Les locataires sont tout de même furieux devant ce qu'ils considèrent être de la négligeance de la part du propriétaire. Certains comptent intenter un recours collectif contre ce dernier. «Il n'y aurait jamais dû y avoir de logements loués ici. C'est trop dangereux», affirme pour sa part Alexia Ptito. 

C'est du côté de son appartement situé au deuxième étage que le mur s'est écroulé. Entre temps, le propriétaire a été asujetti à construire un mur de soutien intérieur pour pallier au mur de brique effondré. Mme Ptito est revenue chercher ses effets personnels, mais sa décision est sans équivoque. «C'est sûr qu'on s'en va. On a déjà signé un bail ailleurs. Ce n'est clairement pas vivable ici. On n'a pas accès à l'évier, on n'a pas accès à la sortie», déplore-t-elle. 

Pour la première fois, le propriétaire de l'immeuble a accepté de s'exprimer sur ce dossier.

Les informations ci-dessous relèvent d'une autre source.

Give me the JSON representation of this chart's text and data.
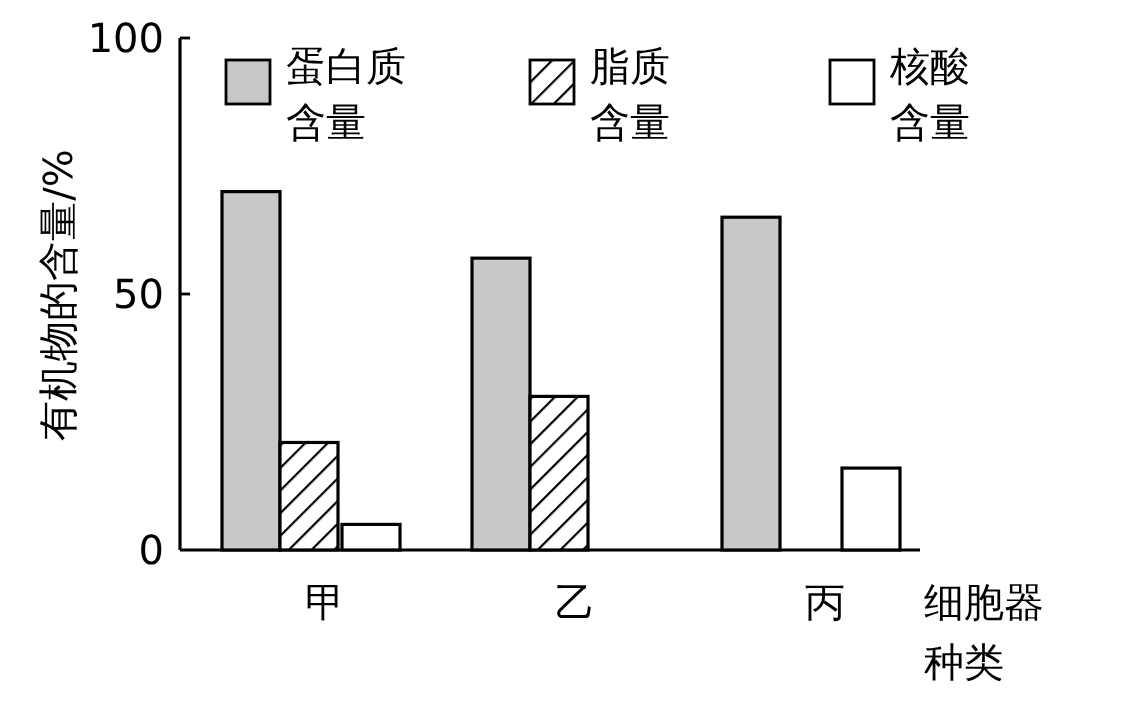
{
  "chart_data": {
    "type": "bar",
    "ylabel": "有机物的含量/%",
    "xlabel": "细胞器种类",
    "categories": [
      "甲",
      "乙",
      "丙"
    ],
    "series": [
      {
        "name": "蛋白质含量",
        "color": "#c8c8c8",
        "values": [
          70,
          57,
          65
        ]
      },
      {
        "name": "脂质含量",
        "color": "#000000",
        "values": [
          21,
          30,
          null
        ]
      },
      {
        "name": "核酸含量",
        "color": "#ffffff",
        "values": [
          5,
          null,
          16
        ]
      }
    ],
    "ylim": [
      0,
      100
    ],
    "yticks": [
      0,
      50,
      100
    ],
    "legend": "top",
    "grid": false
  }
}
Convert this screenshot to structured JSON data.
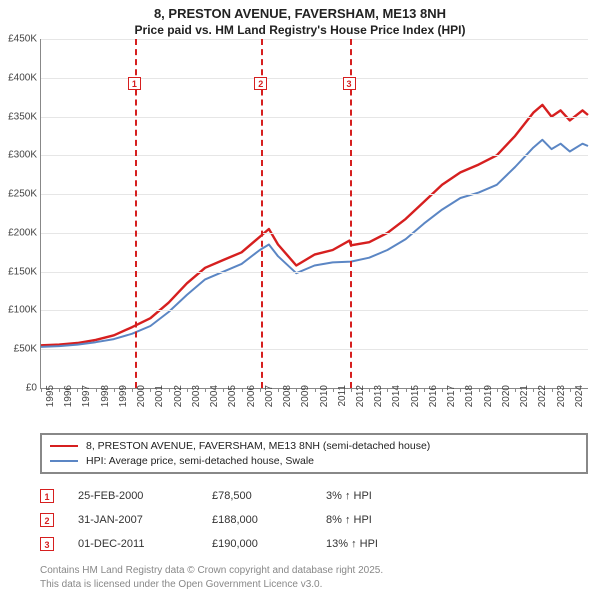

Il assure que son bloc appartement est totalement sécuritaire et que tout s'est fait de façon conforme. «J'ai engagé un ingénieur qui a confirmé que l'état est sécuritaire. Jamais, jamais, il n'aurait donné l'autoristion de faire rentrer huit familles si moindrement ça n'avait pas été sécuritaire», rétorque Jean-Michel Perron.

Toutefois, même si les locataires ont pu avoir accès aux logements pour récupérer leurs effets, le propriétaire de la bâtisse devra de nouveau s'adresser à la Ville s'il veut poursuivre les travaux. «Pour pouvoir ravoir un permis de construction, il devra nous soumettre son plan de travail détaillé, que nous allons analyser. L'objectif est surtout d'éviter une deuxième catastrophe, alors nous allons étudier le tout avant de donner notre accord», explique le porte-parole de la Ville Yvan Toutant.